Após 20 anos da privatização da Vale, a governança da empresa foi criticada por diversos acionistas. A Articulação Internacional das Atingidas e dos Atingidos pela Vale cobrou a recuperação integral da bacia do Rio Doce, dentre outras reivindicações
Há quase 20 anos, um leiloeiro batia o martelo e vendia a Companhia Vale do Rio Doce na Bolsa de Valores do Rio de Janeiro. Nesta semana, na mesma cidade, o episódio voltou a ser lembrado pela Articulação Internacional das Atingidas e dos Atingidos pela Vale, que levou integrantes à assembleia anual de acionistas da mineradora. Usando uma estratégia de intervenção conhecida como “acionistas críticas”, cinco mulheres, de diferentes organizações e movimentos sociais que integram a Articulação, adquirem ações da empresa para poder denunciar, no interior do espaço corporativo, os prejuízos provocados pela Vale S.A. à sociedade. Elas votaram pela reprovação do relatório administrativo e reprovaram as demonstrações financeiras da empresa.

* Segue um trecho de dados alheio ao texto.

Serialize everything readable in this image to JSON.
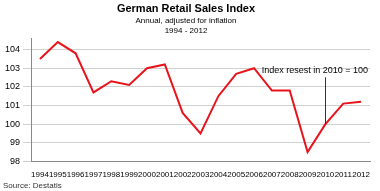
{
  "chart_data": {
    "type": "line",
    "title": "German Retail Sales Index",
    "subtitle": [
      "Annual, adjusted for inflation",
      "1994 - 2012"
    ],
    "categories": [
      "1994",
      "1995",
      "1996",
      "1997",
      "1998",
      "1999",
      "2000",
      "2001",
      "2002",
      "2003",
      "2004",
      "2005",
      "2006",
      "2007",
      "2008",
      "2009",
      "2010",
      "2011",
      "2012"
    ],
    "values": [
      103.5,
      104.4,
      103.8,
      101.7,
      102.3,
      102.1,
      103.0,
      103.2,
      100.6,
      99.5,
      101.5,
      102.7,
      103.0,
      101.8,
      101.8,
      98.5,
      100.0,
      101.1,
      101.2
    ],
    "color": "#e8141c",
    "ylim": [
      98,
      104.6
    ],
    "yticks": [
      98,
      99,
      100,
      101,
      102,
      103,
      104
    ],
    "grid": true,
    "annotations": [
      {
        "text": "Index resest in 2010 = 100",
        "category": "2010"
      }
    ],
    "source": "Source: Destatis"
  }
}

Também defenderam que a totalidade do lucro da Vale, no último ano, seja destinada à recuperação da bacia do Rio Doce, curso d’água que, ironicamente, batizava a empresa no momento de sua privatização.
De acordo com a Articulação, a própria trajetória da empresa prova que a sua venda à iniciativa privada foi um mau negócio em diversos sentidos. Em sua sétima intervenção na assembleia, realizada na quinta-feira (20), suas representantes elencaram problemas econômicos, ambientais e de violações de direitos provocados por diferentes empreendimentos da Vale. Em meio à situação política do país, as “acionistas críticas” pautaram o tema da Previdência Social, assunto debatido no Congresso Nacional partir da PEC 287/2016. As mudanças no sistema previdenciário são defendidas com base em um suposto rombo das contas públicas.
Mas, segundo a Procuradoria Geral da Fazenda Nacional, pelo menos R$ 426 bilhões deixam de ser repassados por empresas privadas e públicas, fundações, bancos e governos estaduais e municipais ao Instituto Nacional do Seguro Social (INSS). “Esse valor, que equivale a três vezes o chamado déficit da Previdência em 2016, não tem entrado na conta. A atual proposta de Reforma de Previdência Social ignora esse montante. E a Vale não está fora disso”, afirma Alexandra Montgomery, da Justiça Global. A Vale está entre as 35 empresas privadas que mais têm dívidas com a Previdência Social.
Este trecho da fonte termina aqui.